It remained in this condition until 1995, when the general Assembly voted to sell Broadview Center to the City of Broadview Heights. The city of Broadview Heights purchased the Developmental Center from the state of Ohio for $750,000. The city tore down many of the outlying structures including the cottages, and built a new police station on the grounds. The building was partially renovated and transformed into a community center with an indoor swimming pool and recreational facilities. During the renovation, city inspectors discovered a significant asbestos threat, forcing a temporary delay in construction while the hazardous substance was removed.

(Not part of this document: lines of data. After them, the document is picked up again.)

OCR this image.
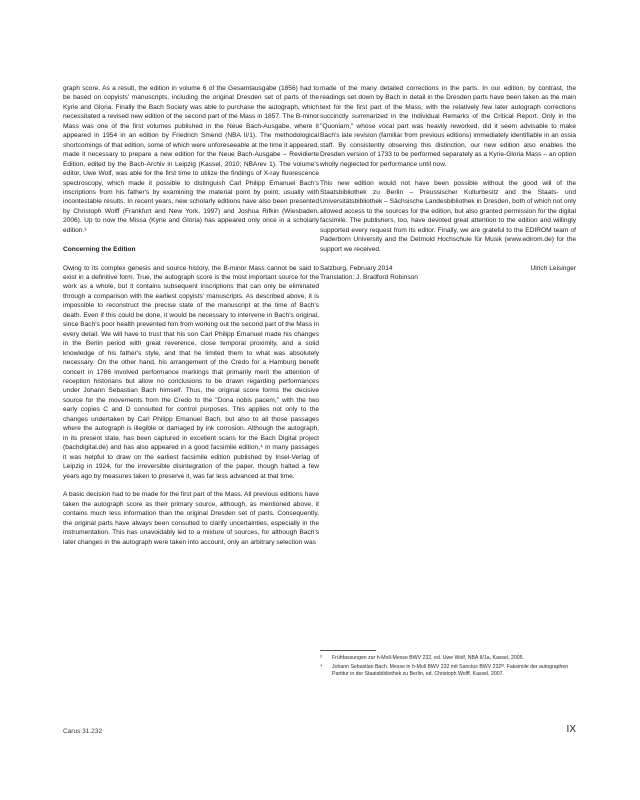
graph score. As a result, the edition in volume 6 of the Gesamtausgabe (1856) had to be based on copyists' manuscripts, including the original Dresden set of parts of the Kyrie and Gloria. Finally the Bach Society was able to purchase the autograph, which necessitated a revised new edition of the second part of the Mass in 1857. The B-minor Mass was one of the first volumes published in the Neue Bach-Ausgabe, where it appeared in 1954 in an edition by Friedrich Smend (NBA II/1). The methodological shortcomings of that edition, some of which were unforeseeable at the time it appeared, made it necessary to prepare a new edition for the Neue Bach-Ausgabe – Revidierte Edition, edited by the Bach-Archiv in Leipzig (Kassel, 2010; NBArev 1). The volume's editor, Uwe Wolf, was able for the first time to utilize the findings of X-ray fluorescence spectroscopy, which made it possible to distinguish Carl Philipp Emanuel Bach's inscriptions from his father's by examining the material point by point, usually with incontestable results. In recent years, new scholarly editions have also been presented by Christoph Wolff (Frankfurt and New York, 1997) and Joshua Rifkin (Wiesbaden, 2006). Up to now the Missa (Kyrie and Gloria) has appeared only once in a scholarly edition.³

Concerning the Edition

Owing to its complex genesis and source history, the B-minor Mass cannot be said to exist in a definitive form. True, the autograph score is the most important source for the work as a whole, but it contains subsequent inscriptions that can only be eliminated through a comparison with the earliest copyists' manuscripts. As described above, it is impossible to reconstruct the precise state of the manuscript at the time of Bach's death. Even if this could be done, it would be necessary to intervene in Bach's original, since Bach's poor health prevented him from working out the second part of the Mass in every detail. We will have to trust that his son Carl Philipp Emanuel made his changes in the Berlin period with great reverence, close temporal proximity, and a solid knowledge of his father's style, and that he limited them to what was absolutely necessary. On the other hand, his arrangement of the Credo for a Hamburg benefit concert in 1786 involved performance markings that primarily merit the attention of reception historians but allow no conclusions to be drawn regarding performances under Johann Sebastian Bach himself. Thus, the original score forms the decisive source for the movements from the Credo to the "Dona nobis pacem," with the two early copies C and D consulted for control purposes. This applies not only to the changes undertaken by Carl Philipp Emanuel Bach, but also to all those passages where the autograph is illegible or damaged by ink corrosion. Although the autograph, in its present state, has been captured in excellent scans for the Bach Digital project (bachdigital.de) and has also appeared in a good facsimile edition,⁴ in many passages it was helpful to draw on the earliest facsimile edition published by Insel-Verlag of Leipzig in 1924, for the irreversible disintegration of the paper, though halted a few years ago by measures taken to preserve it, was far less advanced at that time.

A basic decision had to be made for the first part of the Mass. All previous editions have taken the autograph score as their primary source, although, as mentioned above, it contains much less information than the original Dresden set of parts. Consequently, the original parts have always been consulted to clarify uncertainties, especially in the instrumentation. This has unavoidably led to a mixture of sources, for although Bach's later changes in the autograph were taken into account, only an arbitrary selection was

made of the many detailed corrections in the parts. In our edition, by contrast, the readings set down by Bach in detail in the Dresden parts have been taken as the main text for the first part of the Mass, with the relatively few later autograph corrections succinctly summarized in the Individual Remarks of the Critical Report. Only in the "Quoniam," whose vocal part was heavily reworked, did it seem advisable to make Bach's late revision (familiar from previous editions) immediately identifiable in an ossia staff. By consistently observing this distinction, our new edition also enables the Dresden version of 1733 to be performed separately as a Kyrie-Gloria Mass – an option wholly neglected for performance until now.

This new edition would not have been possible without the good will of the Staatsbibliothek zu Berlin – Preussischer Kulturbesitz and the Staats- und Universitätsbibliothek – Sächsische Landesbibliothek in Dresden, both of which not only allowed access to the sources for the edition, but also granted permission for the digital facsimile. The publishers, too, have devoted great attention to the edition and willingly supported every request from its editor. Finally, we are grateful to the EDIROM team of Paderborn University and the Detmold Hochschule für Musik (www.edirom.de) for the support we received.

Salzburg, February 2014	Ulrich Leisinger

Translation: J. Bradford Robinson

³	Frühfassungen zur h-Moll-Messe BWV 232, ed. Uwe Wolf, NBA II/1a, Kassel, 2005.
⁴	Johann Sebastian Bach. Messe in h-Moll BWV 232 mit Sanctus BWV 232ᴵᴵᴵ. Faksimile der autographen Partitur in der Staatsbibliothek zu Berlin, ed. Christoph Wolff, Kassel, 2007.
Carus 31.232	IX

==Transition and Community Living==
The transition plans for residents of Broadview were highly individualized. The resident and his or her family/guardian were involved in the service plan development. The Cuyahoga County Board worked in conjunction with the staff at the institution. A resident or family member/guardian could refuse a prospective placement and request another one or have the option of transferring to another institution. After establishing the criteria for what was required to meet client needs, Broadview asked for a Request for Proposals from the community to develop services to meet specific needs. It took almost two years to move all residents to the community. A majority of the residents went to new eight-bed Intermediate Care Facilities (ICF/IID) that were created at that time. Another large number of residents went to congregate living dwellings, operated by community vendors, with six or fewer beds. Four areas identified as being the hardest services or needs to fill in the community are:
1. transportation – in addition, the providers complain that they don't receive adequate reimbursement for this service;
2. dental;
3. maintaining quality direct support staff; and
4. insufficient quantity of some specialty support staff, such as physical and occupational therapists.

==Demolition==
After the building was cleared of asbestos, further city construction projects were approved for the community grounds. The grounds adjacent to the Broadview Developmental Center, which is home to Broadview Heights' city hall (since 1999) is maintained. The Broadview Developmental Center was scheduled for demolition in early 2001, but financial troubles in the city government forced delays. A no-interest government loan was secured in 2003 and the demolition process began in early 2006. The city plans to expand the recreation center, and develop the campus into a center for municipal government.